The three varieties of Tarama we tasted
Wild Alaskan salmon eggs
Spanish pork products were next. Gijuelo, a 58-month chorizo, Fayet from Catalonia (from a Celtic pig), lomito (pork loin from the end of the filet), and lomo, pork loin aged 20 months and vacuum packed, were next. The Fayet, somewhat hard and aged, was flavorful. Although we enjoyed all of them the lomo was our favorite. They were served with a homemade tomato blend of French tomatoes, garlic, olive oil, and salt flavored with rosemary, thyme, basil and laurel.

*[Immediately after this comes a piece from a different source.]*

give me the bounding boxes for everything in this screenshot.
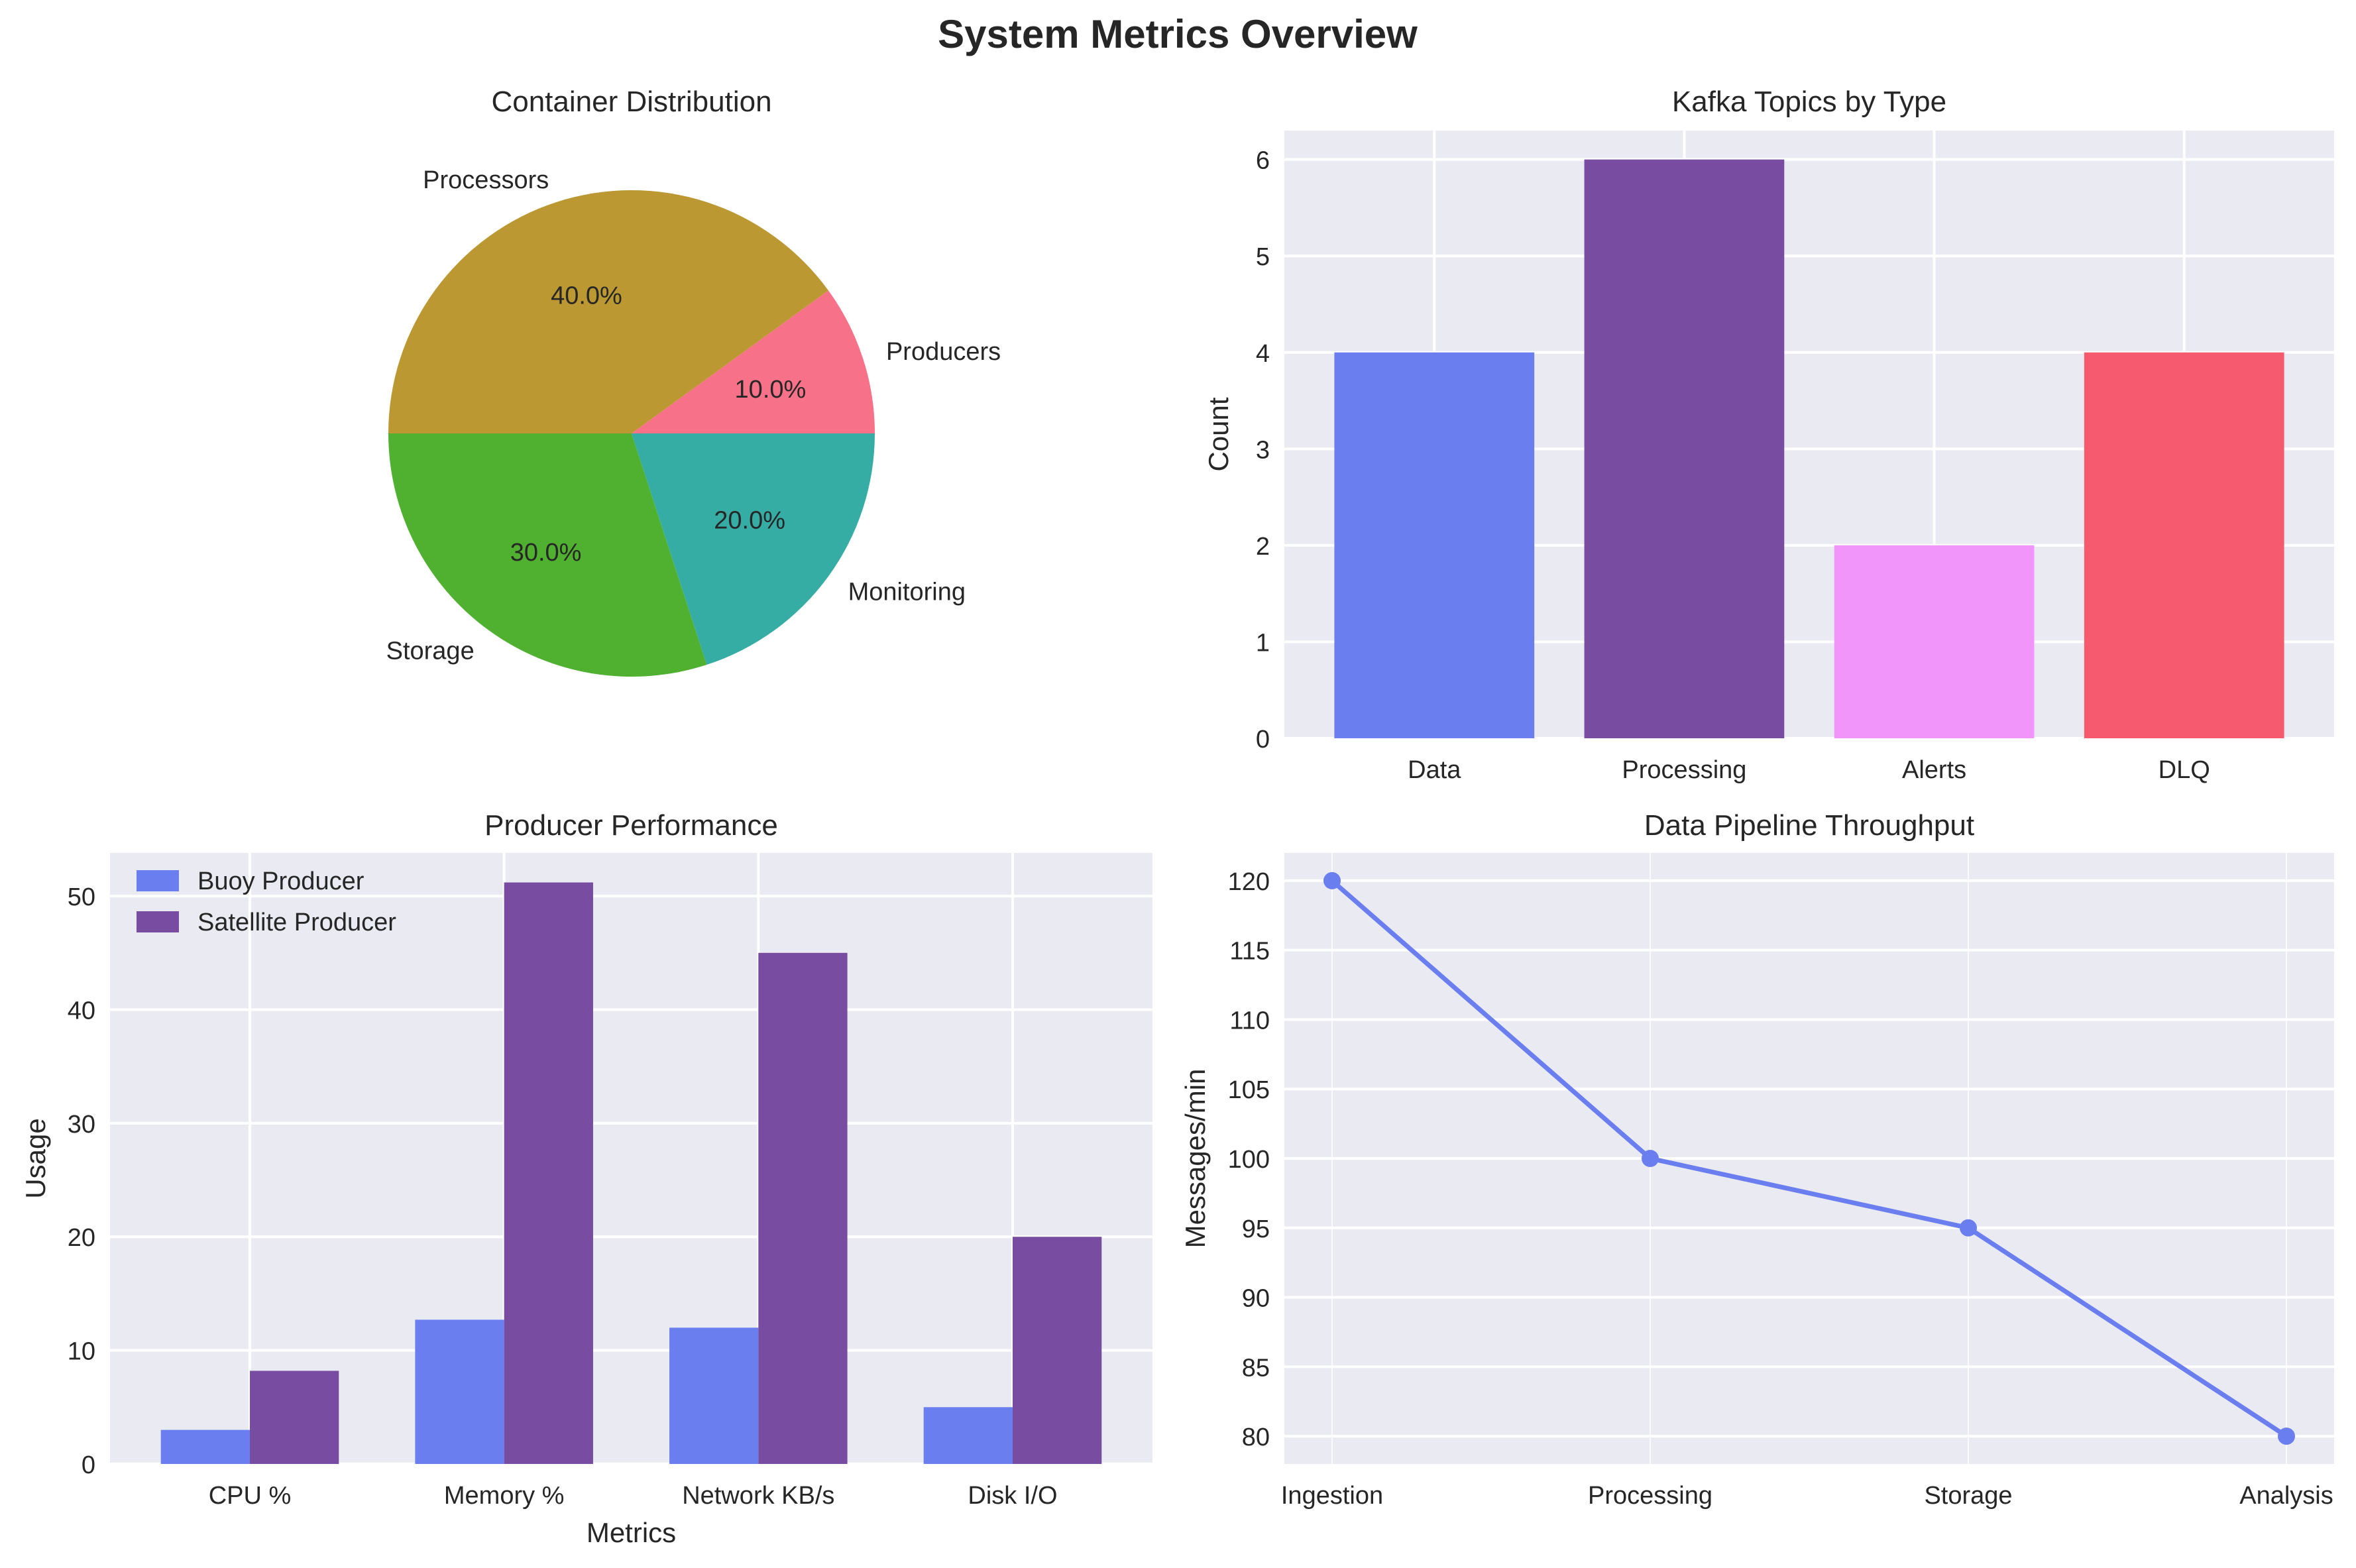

Two different cuts of the Norwegian Salmon
A selection of Spanish pork products with crackers and homemade tomato dip
A volcano shaped dish designed by Bernardeau on Limoges porcelain was born from an idea by Phillipe Poulachon, the Bellota-Bellota founder. The plate had space in the middle for a votive candle to gently warm the fragrant bellota ham in order to enhance the flavor. The warmth of the candle, a staff member explained, should make the fat of the ham translucent at 28 Celsius, the ideal temperature, and display the product to its best advantage. We sampled pata negra Grand Crus from the Guijuelo region of Spain and Bellota-Bellota from Huelva and Jabugo. The small portions disappeared as if by magic from the table. It was served with crystal bread without leavening.
The special volcano shaped serving plate (click photo to enlarge)

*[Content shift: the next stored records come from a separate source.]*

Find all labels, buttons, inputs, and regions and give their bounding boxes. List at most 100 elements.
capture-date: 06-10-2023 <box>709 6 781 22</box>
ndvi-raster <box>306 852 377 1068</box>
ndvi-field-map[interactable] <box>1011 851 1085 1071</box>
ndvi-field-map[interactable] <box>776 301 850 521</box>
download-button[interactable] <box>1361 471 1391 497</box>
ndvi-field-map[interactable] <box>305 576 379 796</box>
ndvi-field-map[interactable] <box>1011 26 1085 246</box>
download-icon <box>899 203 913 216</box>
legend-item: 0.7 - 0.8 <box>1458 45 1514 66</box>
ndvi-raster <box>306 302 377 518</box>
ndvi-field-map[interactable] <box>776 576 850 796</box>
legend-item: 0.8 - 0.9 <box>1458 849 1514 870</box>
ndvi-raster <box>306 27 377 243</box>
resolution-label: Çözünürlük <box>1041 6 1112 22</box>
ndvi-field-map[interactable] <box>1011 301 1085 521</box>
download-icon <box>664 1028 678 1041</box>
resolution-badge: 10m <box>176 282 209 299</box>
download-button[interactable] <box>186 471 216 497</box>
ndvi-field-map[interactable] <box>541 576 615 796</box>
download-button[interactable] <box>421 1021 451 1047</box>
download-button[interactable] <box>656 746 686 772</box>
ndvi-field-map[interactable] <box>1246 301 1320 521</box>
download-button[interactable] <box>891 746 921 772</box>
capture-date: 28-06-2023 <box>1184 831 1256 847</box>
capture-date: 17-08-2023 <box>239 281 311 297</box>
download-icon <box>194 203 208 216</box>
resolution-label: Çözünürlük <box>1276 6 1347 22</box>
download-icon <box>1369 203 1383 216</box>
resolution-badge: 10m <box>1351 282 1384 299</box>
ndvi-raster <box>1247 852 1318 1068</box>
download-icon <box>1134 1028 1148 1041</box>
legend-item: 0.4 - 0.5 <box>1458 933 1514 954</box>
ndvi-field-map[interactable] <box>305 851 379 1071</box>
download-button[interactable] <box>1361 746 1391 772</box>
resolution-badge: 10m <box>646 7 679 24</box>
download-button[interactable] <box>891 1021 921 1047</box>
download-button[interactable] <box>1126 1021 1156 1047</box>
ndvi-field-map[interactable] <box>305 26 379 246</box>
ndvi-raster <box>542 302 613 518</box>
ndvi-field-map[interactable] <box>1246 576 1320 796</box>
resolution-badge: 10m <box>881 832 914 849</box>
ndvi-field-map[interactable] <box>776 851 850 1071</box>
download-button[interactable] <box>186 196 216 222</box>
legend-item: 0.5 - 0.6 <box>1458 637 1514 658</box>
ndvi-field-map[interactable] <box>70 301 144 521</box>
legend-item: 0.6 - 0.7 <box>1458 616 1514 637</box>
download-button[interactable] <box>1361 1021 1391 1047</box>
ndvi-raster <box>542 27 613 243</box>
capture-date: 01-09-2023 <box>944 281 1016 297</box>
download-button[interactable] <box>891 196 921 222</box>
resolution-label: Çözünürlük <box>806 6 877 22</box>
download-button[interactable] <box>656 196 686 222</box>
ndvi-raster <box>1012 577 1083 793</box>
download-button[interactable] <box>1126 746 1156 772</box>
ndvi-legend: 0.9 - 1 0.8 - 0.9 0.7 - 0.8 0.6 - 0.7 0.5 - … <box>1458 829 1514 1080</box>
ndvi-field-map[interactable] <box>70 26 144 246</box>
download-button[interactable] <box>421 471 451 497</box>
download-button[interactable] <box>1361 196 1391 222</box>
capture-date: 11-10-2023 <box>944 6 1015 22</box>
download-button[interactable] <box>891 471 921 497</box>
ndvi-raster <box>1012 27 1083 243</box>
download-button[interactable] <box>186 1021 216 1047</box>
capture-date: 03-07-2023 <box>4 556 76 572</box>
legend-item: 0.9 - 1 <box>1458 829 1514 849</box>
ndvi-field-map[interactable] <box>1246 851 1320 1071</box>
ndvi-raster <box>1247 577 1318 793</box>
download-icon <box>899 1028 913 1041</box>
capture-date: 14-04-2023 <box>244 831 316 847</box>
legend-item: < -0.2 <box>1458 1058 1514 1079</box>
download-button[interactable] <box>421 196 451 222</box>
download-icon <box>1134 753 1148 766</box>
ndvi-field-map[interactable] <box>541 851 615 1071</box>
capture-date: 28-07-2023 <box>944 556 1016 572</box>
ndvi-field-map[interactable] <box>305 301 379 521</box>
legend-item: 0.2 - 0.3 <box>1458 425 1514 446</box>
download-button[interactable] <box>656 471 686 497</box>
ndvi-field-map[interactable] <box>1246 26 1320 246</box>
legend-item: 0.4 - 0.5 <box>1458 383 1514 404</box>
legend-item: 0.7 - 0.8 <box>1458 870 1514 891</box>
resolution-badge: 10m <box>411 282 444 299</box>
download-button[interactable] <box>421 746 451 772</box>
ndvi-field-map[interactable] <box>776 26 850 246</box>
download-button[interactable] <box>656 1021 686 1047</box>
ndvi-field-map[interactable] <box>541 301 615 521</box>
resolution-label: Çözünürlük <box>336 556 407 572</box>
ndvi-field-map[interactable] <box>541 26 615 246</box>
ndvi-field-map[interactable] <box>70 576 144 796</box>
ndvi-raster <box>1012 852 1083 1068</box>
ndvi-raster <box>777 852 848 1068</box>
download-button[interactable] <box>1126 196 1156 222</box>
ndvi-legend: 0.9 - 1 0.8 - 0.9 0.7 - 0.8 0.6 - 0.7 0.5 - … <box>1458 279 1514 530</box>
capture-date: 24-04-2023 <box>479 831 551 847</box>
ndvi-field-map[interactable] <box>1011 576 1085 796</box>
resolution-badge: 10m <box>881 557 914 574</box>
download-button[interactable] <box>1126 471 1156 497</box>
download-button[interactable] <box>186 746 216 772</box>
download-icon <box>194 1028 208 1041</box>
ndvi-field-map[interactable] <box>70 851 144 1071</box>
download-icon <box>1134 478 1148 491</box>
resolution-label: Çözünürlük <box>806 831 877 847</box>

A different cut of meat on the volcano (click photo to enlarge)
The bellota hams were selected from among the best produced in Spain, the shop specialist explained. The company trained its staff to identify ideal hams by using a horse bone, known as a cala, to pierce the seven veins in a pork leg. He demonstrated the process on one of the ham legs in the shop, inviting us to note the variations in the different hearty vein smells. Thirty percent of the original weight of the pork meat is lost to the dry aging process, he went on to explain. Some studies in Spain, he mentioned, suggest the oleic acid in the pork may be good for heart health.

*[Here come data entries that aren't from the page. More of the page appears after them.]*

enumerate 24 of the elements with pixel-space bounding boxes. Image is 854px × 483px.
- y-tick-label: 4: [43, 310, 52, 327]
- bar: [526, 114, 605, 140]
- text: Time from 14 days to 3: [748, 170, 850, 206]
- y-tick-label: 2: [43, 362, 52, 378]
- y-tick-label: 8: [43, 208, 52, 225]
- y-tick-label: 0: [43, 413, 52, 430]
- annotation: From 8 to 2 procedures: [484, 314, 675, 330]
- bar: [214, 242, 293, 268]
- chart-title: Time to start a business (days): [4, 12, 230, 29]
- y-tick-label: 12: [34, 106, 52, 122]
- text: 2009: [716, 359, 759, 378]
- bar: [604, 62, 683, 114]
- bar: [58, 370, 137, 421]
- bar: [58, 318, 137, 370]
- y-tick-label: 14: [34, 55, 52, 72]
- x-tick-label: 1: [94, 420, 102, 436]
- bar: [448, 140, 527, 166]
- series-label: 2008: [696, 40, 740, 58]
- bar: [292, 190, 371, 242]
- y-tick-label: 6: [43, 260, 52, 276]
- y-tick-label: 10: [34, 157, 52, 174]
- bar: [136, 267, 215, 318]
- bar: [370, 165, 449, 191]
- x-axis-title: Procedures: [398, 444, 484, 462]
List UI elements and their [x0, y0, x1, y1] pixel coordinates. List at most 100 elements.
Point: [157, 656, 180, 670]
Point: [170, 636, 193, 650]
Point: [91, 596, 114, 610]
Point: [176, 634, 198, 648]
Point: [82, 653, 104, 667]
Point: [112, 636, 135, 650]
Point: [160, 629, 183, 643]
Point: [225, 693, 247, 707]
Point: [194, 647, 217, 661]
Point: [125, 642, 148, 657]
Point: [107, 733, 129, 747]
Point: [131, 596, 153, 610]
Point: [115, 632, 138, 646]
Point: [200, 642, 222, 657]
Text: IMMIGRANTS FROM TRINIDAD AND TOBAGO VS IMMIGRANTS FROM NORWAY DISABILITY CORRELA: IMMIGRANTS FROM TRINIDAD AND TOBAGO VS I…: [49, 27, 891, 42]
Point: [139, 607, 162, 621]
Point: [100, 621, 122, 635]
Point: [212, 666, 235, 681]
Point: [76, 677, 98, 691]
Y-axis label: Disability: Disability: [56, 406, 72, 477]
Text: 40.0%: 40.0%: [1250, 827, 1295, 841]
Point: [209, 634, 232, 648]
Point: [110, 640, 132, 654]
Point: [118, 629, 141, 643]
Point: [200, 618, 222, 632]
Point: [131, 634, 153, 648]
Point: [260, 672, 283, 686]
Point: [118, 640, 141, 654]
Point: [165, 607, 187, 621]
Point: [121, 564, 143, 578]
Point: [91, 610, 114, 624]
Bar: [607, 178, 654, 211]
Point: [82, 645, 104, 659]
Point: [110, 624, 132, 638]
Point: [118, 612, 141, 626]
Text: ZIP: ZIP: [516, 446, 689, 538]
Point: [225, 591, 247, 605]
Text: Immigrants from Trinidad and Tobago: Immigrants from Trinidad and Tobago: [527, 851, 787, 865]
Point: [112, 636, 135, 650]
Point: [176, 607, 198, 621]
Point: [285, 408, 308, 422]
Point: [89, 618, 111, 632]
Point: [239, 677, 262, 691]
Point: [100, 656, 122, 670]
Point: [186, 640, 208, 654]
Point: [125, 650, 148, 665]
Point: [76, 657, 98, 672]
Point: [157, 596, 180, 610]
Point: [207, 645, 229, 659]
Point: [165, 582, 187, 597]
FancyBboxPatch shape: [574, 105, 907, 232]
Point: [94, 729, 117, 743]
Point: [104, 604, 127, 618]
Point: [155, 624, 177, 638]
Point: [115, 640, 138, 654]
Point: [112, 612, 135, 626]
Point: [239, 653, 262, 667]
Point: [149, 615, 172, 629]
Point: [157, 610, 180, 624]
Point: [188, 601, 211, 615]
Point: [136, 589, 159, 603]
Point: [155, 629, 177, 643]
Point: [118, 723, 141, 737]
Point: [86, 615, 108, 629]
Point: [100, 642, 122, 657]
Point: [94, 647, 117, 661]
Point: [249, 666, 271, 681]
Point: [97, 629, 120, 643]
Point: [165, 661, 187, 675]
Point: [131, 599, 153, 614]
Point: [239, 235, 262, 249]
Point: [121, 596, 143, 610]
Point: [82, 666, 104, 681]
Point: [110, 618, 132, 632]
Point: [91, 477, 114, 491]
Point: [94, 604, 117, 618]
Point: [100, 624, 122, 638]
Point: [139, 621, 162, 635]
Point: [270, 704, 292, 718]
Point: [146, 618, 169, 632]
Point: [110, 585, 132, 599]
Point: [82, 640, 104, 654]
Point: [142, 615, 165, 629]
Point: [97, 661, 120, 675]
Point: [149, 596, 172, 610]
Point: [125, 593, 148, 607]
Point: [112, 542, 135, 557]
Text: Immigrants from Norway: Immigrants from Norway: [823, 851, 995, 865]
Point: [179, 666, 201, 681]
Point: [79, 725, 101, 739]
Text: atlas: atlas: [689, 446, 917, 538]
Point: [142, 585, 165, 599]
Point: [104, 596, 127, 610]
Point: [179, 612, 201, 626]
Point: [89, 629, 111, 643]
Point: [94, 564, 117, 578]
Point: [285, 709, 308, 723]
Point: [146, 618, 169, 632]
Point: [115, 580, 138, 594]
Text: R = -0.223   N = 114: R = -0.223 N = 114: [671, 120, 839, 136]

The staff demonstrated piercing the ham to check the curing process
The scents of the ham from different testing points were intense
We also sampled delicious Pluma de Pata Negra rare grilled steaks with a heavenly scent prepared at the shop. They were made from frozen as only 600 grams of pluma were produced from each Iberico de Bellota ham, the staff person told us. They were tender and oh so flavor filled. They were served with Pimientos de Padron green peppers (also from frozen), and mashed potatoes with olive oil.
Pluma de Pata Negra rare grilled steaks
Sharp cheeses from Spain, that matched the powerful deli meats, closed the savory portion of our tasting menu. There were two types of manchego and a torta d'Extremadura from Salamanca. The strong Extremadura cheese, made with raw ewe's milk, was aged 60 days and turned by hand daily. The cheeses were served with quince jam.
Manchego cheese with quince jam
The staff selected Spanish wines to match our tasting: Pago Vallegarcia made from 100 percent vignior from Toledo, and a red Bassus Premium, a spicy blend of bobal, cabernet sauvignon, shiraz and petit verdot grapes from Utiel Requera from Valencia; a red 2007 Coma Vella (priorato) made with grenach, cabernet sauvignon, carinera, syrach from south of Barcelona. To complete our tasting, we had Spanish turrones (nougat) from Alicante and Girona followed by French Madeleine pastries made with honey harvested by handicapped artisanal makers from Les Cevennes, France.
A selection of Spanish wines and champagne was available
From beginning to end the tasting was a delight. The cheeses, salmon, Tarama, and salmon eggs were free of preservatives. Our favorites were in no particular order the double smoked salmon back, the 20-month aged lomo and the aged Bellota-Bellota Grand Cru hams.